Britain's children are about to become the test population for an age-gating experiment with no working playbook. Prime Minister Keir Starmer announced on Monday that the UK will ban social media for under-16s, with the rules planned to take effect in spring 2027, and ministers disclosed the package before the government's own consultation on the policy had finished. Only one country has tried this before. Australia passed its under-16 social media ban in November 2024. Nine months in, the results are still being written.
The UK package is bigger than a single platform block. The in-scope list covers Facebook, Instagram, X, TikTok, Snapchat, and YouTube, according to WIRED's report on the announcement. WhatsApp and Signal are explicitly carved out. The rules also raise the minimum age for chatbots that imitate romantic interactions to 18, ban livestreaming features for under-16s across platforms, and bar strangers from contacting under-16s on any service in scope.
Starmer framed the move in personal terms. "The need for action could not be clearer," he wrote on X. "Social media is making our children unhappy and unsafe." He called it "a line in the sand."

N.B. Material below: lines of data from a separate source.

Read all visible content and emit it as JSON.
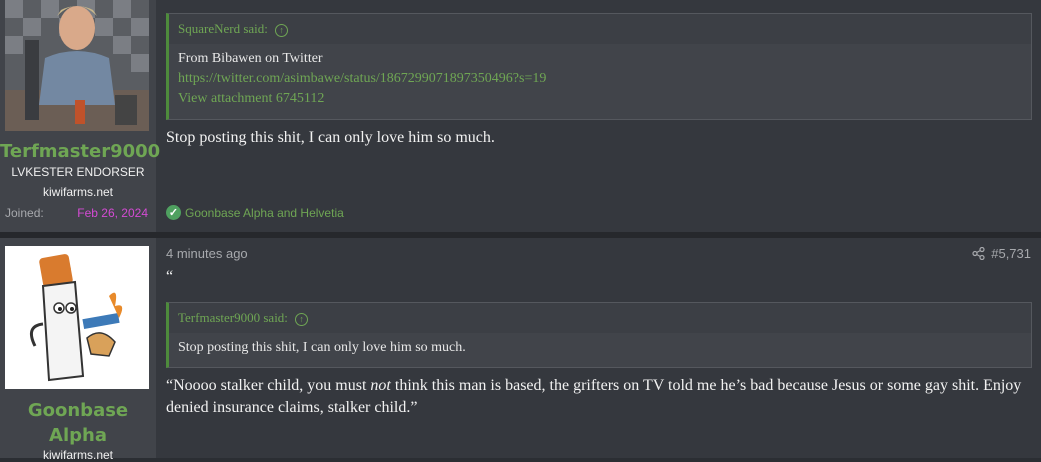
{
  "post1": {
    "username": "Terfmaster9000",
    "user_title": "LVKESTER ENDORSER",
    "site": "kiwifarms.net",
    "joined_label": "Joined:",
    "joined_date": "Feb 26, 2024",
    "quote": {
      "author": "SquareNerd said:",
      "line1": "From Bibawen on Twitter",
      "link": "https://twitter.com/asimbawe/status/1867299071897350496?s=19",
      "attachment": "View attachment 6745112"
    },
    "message": "Stop posting this shit, I can only love him so much.",
    "reaction": "Goonbase Alpha and Helvetia"
  },
  "post2": {
    "username_line1": "Goonbase",
    "username_line2": "Alpha",
    "site": "kiwifarms.net",
    "time": "4 minutes ago",
    "post_number": "#5,731",
    "stray_mark": "“",
    "quote": {
      "author": "Terfmaster9000 said:",
      "body": "Stop posting this shit, I can only love him so much."
    },
    "message_part1": "“Noooo stalker child, you must ",
    "message_em": "not",
    "message_part2": " think this man is based, the grifters on TV told me he’s bad because Jesus or some gay shit. Enjoy denied insurance claims, stalker child.”"
  },
  "icons": {
    "share": "share-icon",
    "up_arrow": "up-arrow-icon",
    "check": "check-icon"
  },
  "colors": {
    "accent_green": "#6fa654",
    "joined_pink": "#d44bd4",
    "background": "#35383e"
  }
}
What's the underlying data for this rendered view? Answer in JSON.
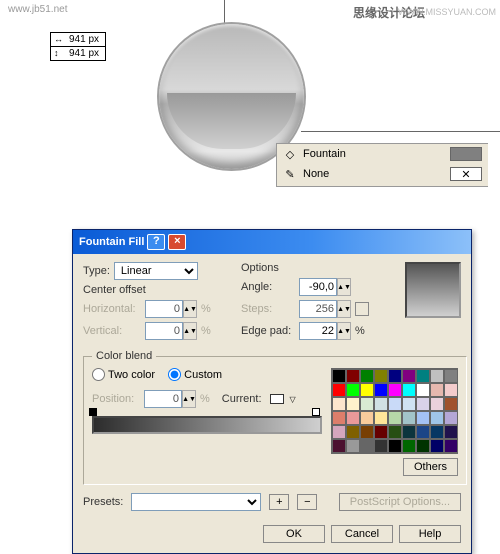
{
  "watermarks": {
    "left": "www.jb51.net",
    "center": "思缘设计论坛",
    "right": "WWW.MISSYUAN.COM"
  },
  "dimensions": {
    "width": "941 px",
    "height": "941 px"
  },
  "fillpanel": {
    "fill_label": "Fountain",
    "outline_label": "None",
    "fill_color": "#808080"
  },
  "dialog": {
    "title": "Fountain Fill",
    "type_label": "Type:",
    "type_value": "Linear",
    "center_offset_label": "Center offset",
    "horizontal_label": "Horizontal:",
    "horizontal_value": "0",
    "vertical_label": "Vertical:",
    "vertical_value": "0",
    "options_label": "Options",
    "angle_label": "Angle:",
    "angle_value": "-90,0",
    "steps_label": "Steps:",
    "steps_value": "256",
    "edgepad_label": "Edge pad:",
    "edgepad_value": "22",
    "pct": "%",
    "color_blend_label": "Color blend",
    "twocolor_label": "Two color",
    "custom_label": "Custom",
    "position_label": "Position:",
    "position_value": "0",
    "current_label": "Current:",
    "others_label": "Others",
    "presets_label": "Presets:",
    "presets_value": "",
    "postscript_label": "PostScript Options...",
    "ok": "OK",
    "cancel": "Cancel",
    "help": "Help"
  },
  "palette": [
    "#000000",
    "#800000",
    "#008000",
    "#808000",
    "#000080",
    "#800080",
    "#008080",
    "#c0c0c0",
    "#808080",
    "#ff0000",
    "#00ff00",
    "#ffff00",
    "#0000ff",
    "#ff00ff",
    "#00ffff",
    "#ffffff",
    "#e6b8af",
    "#f4cccc",
    "#fce5cd",
    "#fff2cc",
    "#d9ead3",
    "#d0e0e3",
    "#c9daf8",
    "#cfe2f3",
    "#d9d2e9",
    "#ead1dc",
    "#a0522d",
    "#dd7e6b",
    "#ea9999",
    "#f9cb9c",
    "#ffe599",
    "#b6d7a8",
    "#a2c4c9",
    "#a4c2f4",
    "#9fc5e8",
    "#b4a7d6",
    "#d5a6bd",
    "#7f6000",
    "#783f04",
    "#660000",
    "#274e13",
    "#0c343d",
    "#1c4587",
    "#073763",
    "#20124d",
    "#4c1130",
    "#999999",
    "#666666",
    "#333333",
    "#000000",
    "#006600",
    "#003300",
    "#000066",
    "#330066"
  ]
}
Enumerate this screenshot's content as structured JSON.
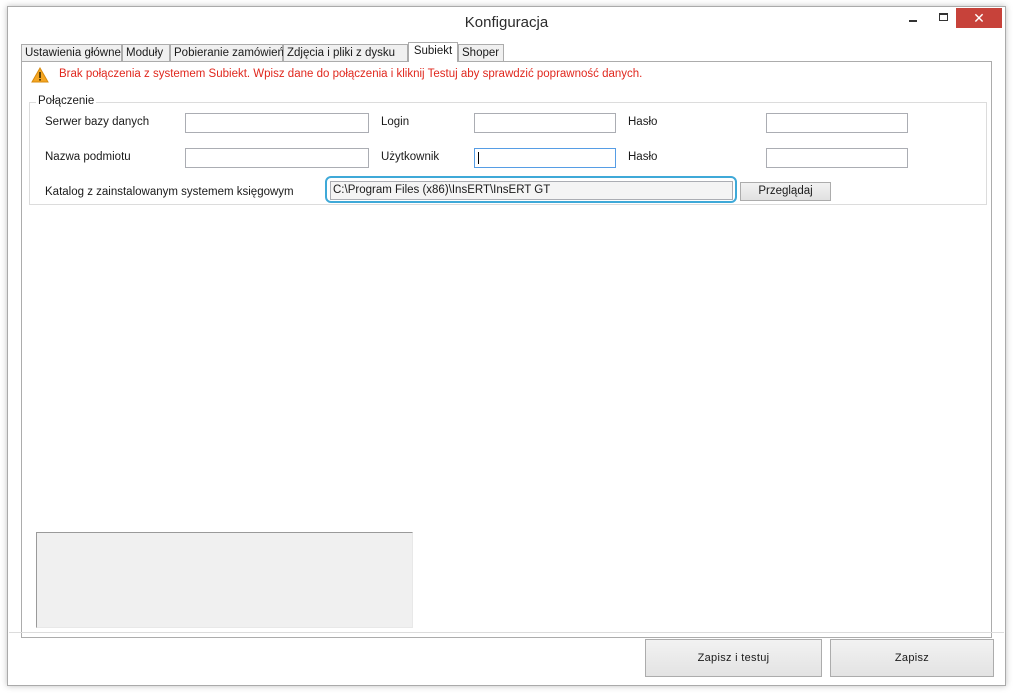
{
  "window": {
    "title": "Konfiguracja",
    "minimize_glyph": "_",
    "maximize_glyph": "□",
    "close_glyph": "✕"
  },
  "tabs": [
    {
      "label": "Ustawienia główne",
      "active": false
    },
    {
      "label": "Moduły",
      "active": false
    },
    {
      "label": "Pobieranie zamówień",
      "active": false
    },
    {
      "label": "Zdjęcia i pliki z dysku",
      "active": false
    },
    {
      "label": "Subiekt",
      "active": true
    },
    {
      "label": "Shoper",
      "active": false
    }
  ],
  "warning": {
    "icon": "warning-icon",
    "text": "Brak połączenia z systemem Subiekt. Wpisz dane do połączenia i kliknij Testuj aby sprawdzić poprawność danych.",
    "color": "#e0281e"
  },
  "connection": {
    "legend": "Połączenie",
    "server_label": "Serwer bazy danych",
    "server_value": "",
    "login_label": "Login",
    "login_value": "",
    "password1_label": "Hasło",
    "password1_value": "",
    "entity_label": "Nazwa podmiotu",
    "entity_value": "",
    "user_label": "Użytkownik",
    "user_value": "",
    "password2_label": "Hasło",
    "password2_value": "",
    "catalog_label": "Katalog z zainstalowanym systemem księgowym",
    "catalog_value": "C:\\Program Files (x86)\\InsERT\\InsERT GT",
    "browse_label": "Przeglądaj"
  },
  "footer": {
    "save_test_label": "Zapisz i testuj",
    "save_label": "Zapisz"
  },
  "colors": {
    "highlight": "#3fa9d8",
    "close_button": "#c7423a"
  }
}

The sequencing is the part critics find hardest to defend. The Department for Science, Innovation and Technology is still running a consultation on the policy's design, and a separate proposal for an overnight social media curfew for under-18s is being held back for a July announcement. The government has committed to publish consultation results before the rules are finalized, but the headline package is already on the public record, and the public has been told what the answer looks like before the evidence is in.
Australia is the only live field test. Its under-16 ban took effect in late November 2024 and was preceded by a year of platform-compliance work, including age-assurance trials. Early reporting from Australia suggests platforms have used a mix of age estimation, account holds, and document checks, with uneven success at stopping determined teens. The UK has not yet published an enforcement design, a list of penalties for non-compliant platforms, or a role for Ofcom, leaving the question of what happens to a service that fails to age-gate a British child unanswered.
The spring 2027 effective date is meant to give platforms time to build the technical systems. Whether that timeline survives consultation, and whether the overnight curfew proposal lands as drafted, are the next things to watch.